Eu comecei a fazer uma pilha de perguntas que ele só acabou
de responder depois que a gente acabou de lavar, enxugar e guardar
a louça.
A primeira coisa que meu avô explicou é que quando ele era
criança, pelo menos onde ele morava, ninguém usava bermuda
porque esse tipo de roupa não existia. Menina usava saia, calça e
shorts, menino usava calção, calça ou calça curta.
Do mesmo jeito que as crianças aprendiam a escrever com lápis
até saber fazer isso muito bem, pra só depois usar uma caneta, os
meninos só usavam calça curta até certa idade, pra depois usar calça
comprida. Era por isso que ele chamava calça de calça comprida!
Era uma das coisas que separava os meninos crianças dos homens
adultos. Isso foi difícil de eu entender porque meu pai só usa bermuda.
Pra ele vestir uma calça precisa estar um frio de rachar.

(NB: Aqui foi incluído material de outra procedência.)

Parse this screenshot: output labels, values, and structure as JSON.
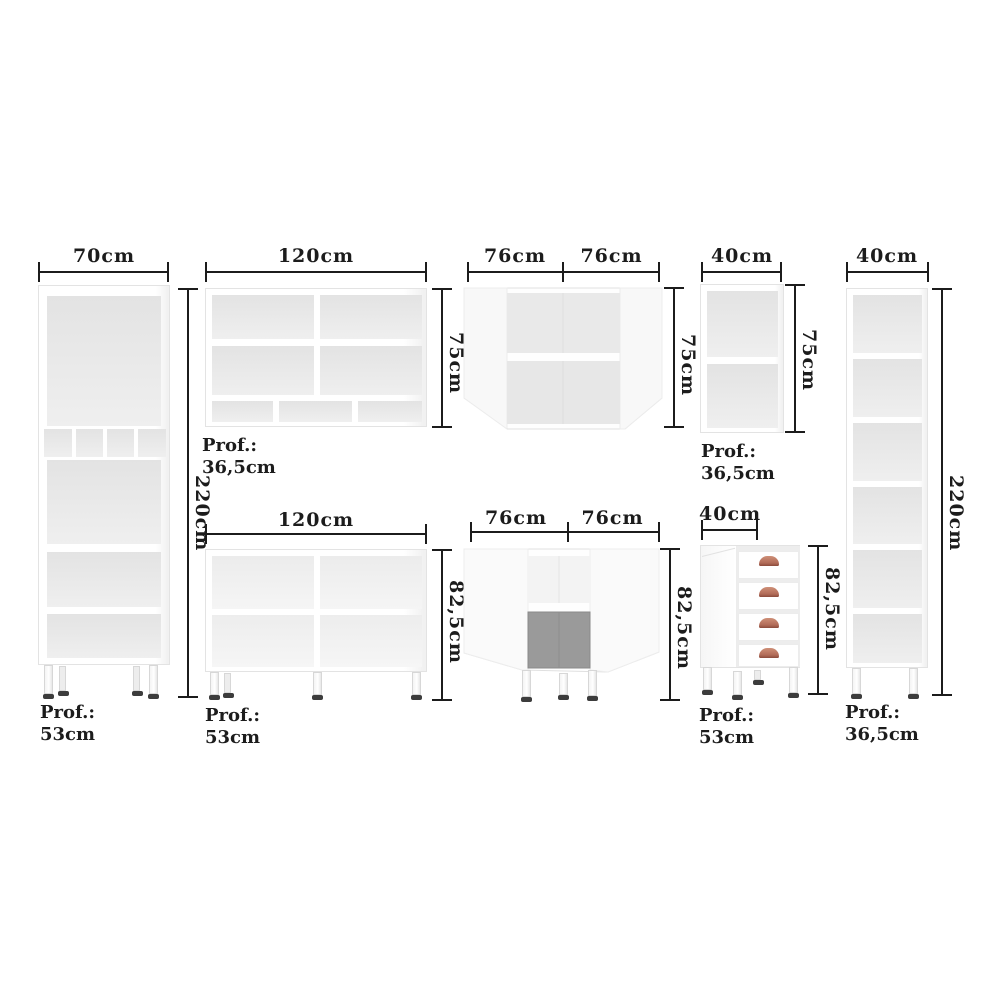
{
  "diagram": {
    "kind": "furniture-dimension-diagram",
    "background": "#ffffff"
  },
  "colors": {
    "dimension_line": "#1c1c1c",
    "label_text": "#1c1c1c",
    "cabinet_fill": "#ffffff",
    "cabinet_border": "#e3e3e3",
    "interior_shade": "#e8e8e8",
    "interior_dark": "#979797",
    "drawer_handle": "#b16b58",
    "leg_foot": "#3c3c3c"
  },
  "modules": [
    {
      "name": "tall-cabinet-70",
      "width_label": "70cm",
      "height_label": "220cm",
      "depth_label": "Prof.:",
      "depth_value": "53cm"
    },
    {
      "name": "wall-cabinet-120",
      "width_label": "120cm",
      "height_label": "75cm",
      "depth_label": "Prof.:",
      "depth_value": "36,5cm"
    },
    {
      "name": "corner-wall-cabinet-76",
      "width_label_left": "76cm",
      "width_label_right": "76cm",
      "height_label": "75cm"
    },
    {
      "name": "wall-cabinet-40",
      "width_label": "40cm",
      "height_label": "75cm",
      "depth_label": "Prof.:",
      "depth_value": "36,5cm"
    },
    {
      "name": "tall-cabinet-40",
      "width_label": "40cm",
      "height_label": "220cm",
      "depth_label": "Prof.:",
      "depth_value": "36,5cm"
    },
    {
      "name": "base-cabinet-120",
      "width_label": "120cm",
      "height_label": "82,5cm",
      "depth_label": "Prof.:",
      "depth_value": "53cm"
    },
    {
      "name": "corner-base-cabinet-76",
      "width_label_left": "76cm",
      "width_label_right": "76cm",
      "height_label": "82,5cm"
    },
    {
      "name": "drawer-base-cabinet-40",
      "width_label": "40cm",
      "height_label": "82,5cm",
      "depth_label": "Prof.:",
      "depth_value": "53cm"
    }
  ]
}
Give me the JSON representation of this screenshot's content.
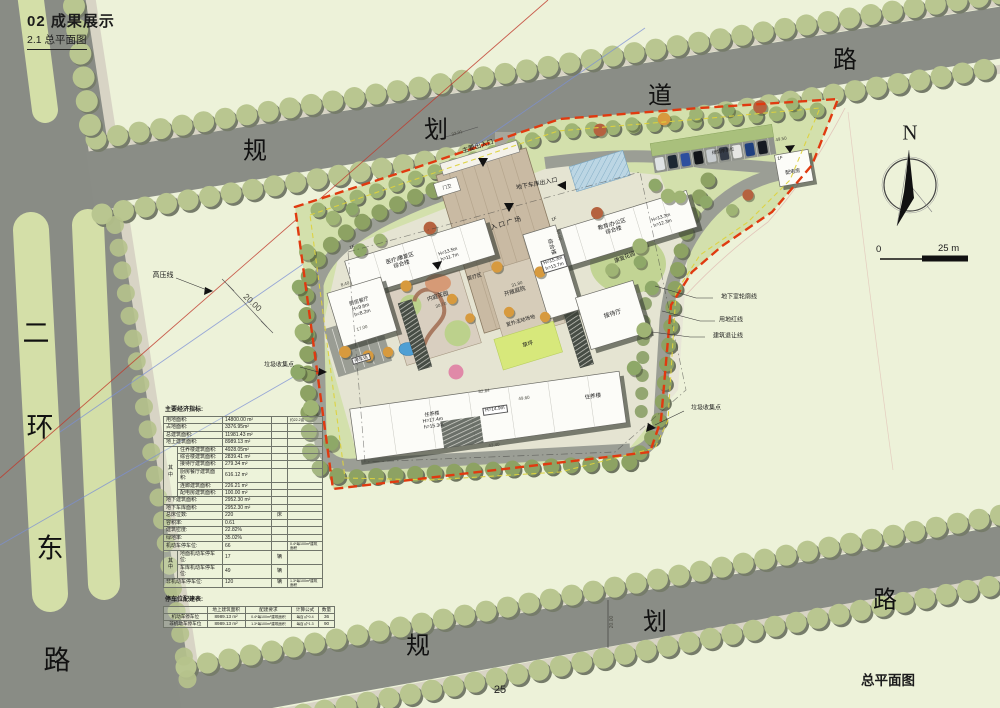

As calças nunca tinham elástico na cintura. Pra elas não caírem,
as pessoas tinham que usar cinto ou o que os meninos geralmente
usavam com a calça curta: suspensório.
Aí o vô Joca deu risada, porque se lembrou de uma expressão que
falavam quando ele era jovem: "pegar de calça curta", que é a mesma
coisa que pegar alguém de surpresa, desprevenido. Ele riu porque
nunca tinha ligado a expressão com aquele tipo de roupa infantil.